Louisa, Daniel and Peter are quiet, attentive and grateful to be at school; like children of a cult, they are sworn to secrecy. They are no trouble, eyes guarding privacy and always keeping the distance between other people and themselves.

They walk the world with secrets nailed to their hearts. Images of their mother being slammed into a wall and of seeing her head held above a boiling pot of food are seared into them. Crying is a matter of course in their house. Things they do not want others to know determine the way they are.

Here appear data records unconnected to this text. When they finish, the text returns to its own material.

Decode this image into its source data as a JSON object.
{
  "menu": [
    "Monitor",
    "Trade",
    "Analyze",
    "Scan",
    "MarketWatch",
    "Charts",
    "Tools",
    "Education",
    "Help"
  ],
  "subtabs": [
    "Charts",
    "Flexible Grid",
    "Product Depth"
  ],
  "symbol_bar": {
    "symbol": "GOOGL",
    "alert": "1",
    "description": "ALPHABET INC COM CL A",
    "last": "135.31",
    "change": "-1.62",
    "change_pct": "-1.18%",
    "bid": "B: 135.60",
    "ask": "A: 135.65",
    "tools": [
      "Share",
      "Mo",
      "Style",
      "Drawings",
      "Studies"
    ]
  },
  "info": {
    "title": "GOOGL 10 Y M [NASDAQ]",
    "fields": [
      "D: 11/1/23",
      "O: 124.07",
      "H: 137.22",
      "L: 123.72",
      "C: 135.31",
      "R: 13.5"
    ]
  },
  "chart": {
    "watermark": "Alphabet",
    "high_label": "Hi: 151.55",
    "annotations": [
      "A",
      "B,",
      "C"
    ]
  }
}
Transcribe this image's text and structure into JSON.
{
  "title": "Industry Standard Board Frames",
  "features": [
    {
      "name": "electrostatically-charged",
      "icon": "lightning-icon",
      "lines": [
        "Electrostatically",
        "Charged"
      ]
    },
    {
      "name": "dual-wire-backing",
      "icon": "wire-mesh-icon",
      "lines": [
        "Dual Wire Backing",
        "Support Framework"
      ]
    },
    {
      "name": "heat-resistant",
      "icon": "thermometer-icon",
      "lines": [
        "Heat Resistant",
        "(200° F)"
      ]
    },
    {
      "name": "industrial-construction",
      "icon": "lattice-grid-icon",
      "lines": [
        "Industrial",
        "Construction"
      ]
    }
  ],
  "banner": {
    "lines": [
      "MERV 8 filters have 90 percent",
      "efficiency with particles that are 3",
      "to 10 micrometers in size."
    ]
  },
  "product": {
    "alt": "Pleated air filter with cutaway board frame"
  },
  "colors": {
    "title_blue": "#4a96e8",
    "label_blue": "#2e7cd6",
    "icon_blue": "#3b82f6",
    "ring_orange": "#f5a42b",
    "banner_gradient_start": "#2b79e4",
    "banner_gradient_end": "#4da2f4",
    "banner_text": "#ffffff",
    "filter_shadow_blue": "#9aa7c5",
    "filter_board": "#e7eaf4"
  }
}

And they hide the truth of Emmett carefully. Sometimes other kids at school notice, perhaps they see the bruise on Rob’s neck where he’d picked him up ... there are always clues and other kids understand without words.

Ronnie Whitehead, a pale boy with honey eyes, sits beside Louisa during lunch for a week after her face and eye are bruised. Ronnie’s kindness feels like a life raft, or pieces of bread left out in a fairy story. He gives her a way to not feel alone. He shares his geography book when she leaves hers at home, doesn’t say anything, just pushes it between them.

The ones whose fathers terrorise them are a club. And though they hug the secret of themselves tight, they don’t need to feel ashamed because all this cruelty, well it’s just tradition. Just fathers handing on the past.